Todas las decisiones políticas importantes admiten al menos dos interpretaciones, una más poética y otra más prosaica. Cuando se trata de decisiones populares, la interpretación poética las considera como una expresión del poder ciudadano, lo que produce una satisfacción generalizada de gobernantes y gobernados; la interpretación prosaica, en cambio, ve en ellas, por muy socialmente relevantes que puedan parecer, la sombra de una posible intención demagógica, y a veces ni siquiera el tiempo es capaz de disipar las dudas al respecto. Pero cuando las decisiones son impopulares, como lo fueron las citadas “retractaciones” (o como la campaña de Felipe González en el referéndum sobre la OTAN de 1986), la actitud poética las interpreta como una vergonzosa humillación de la corrompida clase política ante las mafias del capitalismo internacional (algo que sólo puede combatirse con acciones revolucionarias).

Tsipras tuvo que abandonar su discurso ideológico y admitir que abandonaba su programa

La prosaica, por su parte, las entiende como meros gestos de responsabilidad de los gobernantes: al conllevar un previsible sacrificio de votos, permiten suponer que el compromiso de esos dirigentes con su país y con sus ciudadanos podría haber sido su motivación última, aunque también en este caso puedan a menudo quedar dudas.

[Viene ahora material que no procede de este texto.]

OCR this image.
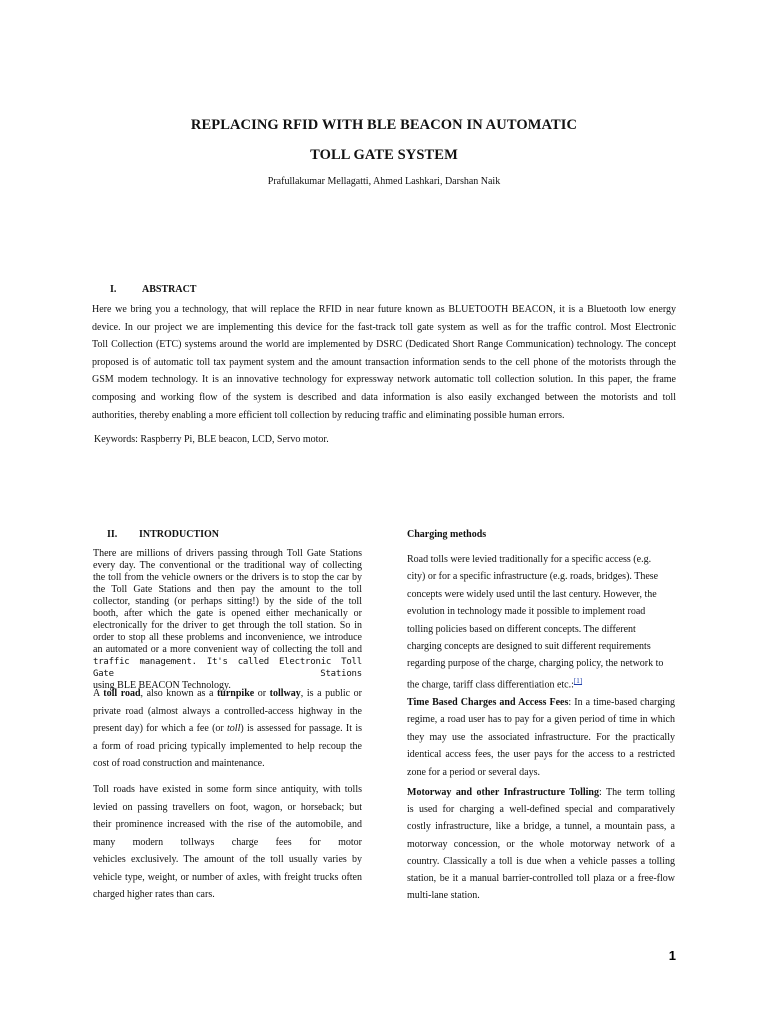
REPLACING RFID WITH BLE BEACON IN AUTOMATIC
TOLL GATE SYSTEM
Prafullakumar Mellagatti, Ahmed Lashkari, Darshan Naik
I.	ABSTRACT
Here we bring you a technology, that will replace the RFID in near future known as BLUETOOTH BEACON, it is a Bluetooth low energy
device. In our project we are implementing this device for the fast-track toll gate system as well as for the traffic control. Most Electronic
Toll Collection (ETC) systems around the world are implemented by DSRC (Dedicated Short Range Communication) technology. The concept
proposed is of automatic toll tax payment system and the amount transaction information sends to the cell phone of the motorists through the
GSM modem technology. It is an innovative technology for expressway network automatic toll collection solution. In this paper, the frame
composing and working flow of the system is described and data information is also easily exchanged between the motorists and toll
authorities, thereby enabling a more efficient toll collection by reducing traffic and eliminating possible human errors.
Keywords: Raspberry Pi, BLE beacon, LCD, Servo motor.
II. INTRODUCTION
There are millions of drivers passing through Toll Gate Stations
every day. The conventional or the traditional way of collecting
the toll from the vehicle owners or the drivers is to stop the car by
the Toll Gate Stations and then pay the amount to the toll
collector, standing (or perhaps sitting!) by the side of the toll
booth, after which the gate is opened either mechanically or
electronically for the driver to get through the toll station. So in
order to stop all these problems and inconvenience, we introduce
an automated or a more convenient way of collecting the toll and
traffic management. It's called Electronic Toll Gate Stations
using BLE BEACON Technology.
A toll road, also known as a turnpike or tollway, is a public or
private road (almost always a controlled-access highway in the
present day) for which a fee (or toll) is assessed for passage. It is
a form of road pricing typically implemented to help recoup the
cost of road construction and maintenance.
Toll roads have existed in some form since antiquity, with tolls
levied on passing travellers on foot, wagon, or horseback; but
their prominence increased with the rise of the automobile, and
many modern tollways charge fees for motor
vehicles exclusively. The amount of the toll usually varies by
vehicle type, weight, or number of axles, with freight trucks often
charged higher rates than cars.
Charging methods
Road tolls were levied traditionally for a specific access (e.g.
city) or for a specific infrastructure (e.g. roads, bridges). These
concepts were widely used until the last century. However, the
evolution in technology made it possible to implement road
tolling policies based on different concepts. The different
charging concepts are designed to suit different requirements
regarding purpose of the charge, charging policy, the network to
the charge, tariff class differentiation etc.:[1]
Time Based Charges and Access Fees: In a time-based charging
regime, a road user has to pay for a given period of time in which
they may use the associated infrastructure. For the practically
identical access fees, the user pays for the access to a restricted
zone for a period or several days.
Motorway and other Infrastructure Tolling: The term tolling
is used for charging a well-defined special and comparatively
costly infrastructure, like a bridge, a tunnel, a mountain pass, a
motorway concession, or the whole motorway network of a
country. Classically a toll is due when a vehicle passes a tolling
station, be it a manual barrier-controlled toll plaza or a free-flow
multi-lane station.
1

Pero lo que es indudable es que cuando los dos principales partidos de un país se presentan ante su electorado con un mensaje prosaico y antipático (querríamos hacer tales o cuales políticas, pero no podemos permitírnoslo si somos responsables) dejan huérfanos a gran parte de sus votantes habituales, que sienten haber perdido no solamente su poder adquisitivo sino también su poder clientelar. Por eso es casi una necesidad social que acudan a su rescate “movimientos transversales” con una oferta más poética, del tipo “Nosotros sí podemos”, y anunciando medidas revolucionarias: la secesión de España (porque España es la causante de la pobreza catalana, según algunos concienzudos analistas de la historia y de las balanzas fiscales), la salida de la eurozona (en donde, como ha dicho un sabio, ya no queda gente honrada) o el abandono del capitalismo (culpable último de la deuda ilegítima que nos atenaza).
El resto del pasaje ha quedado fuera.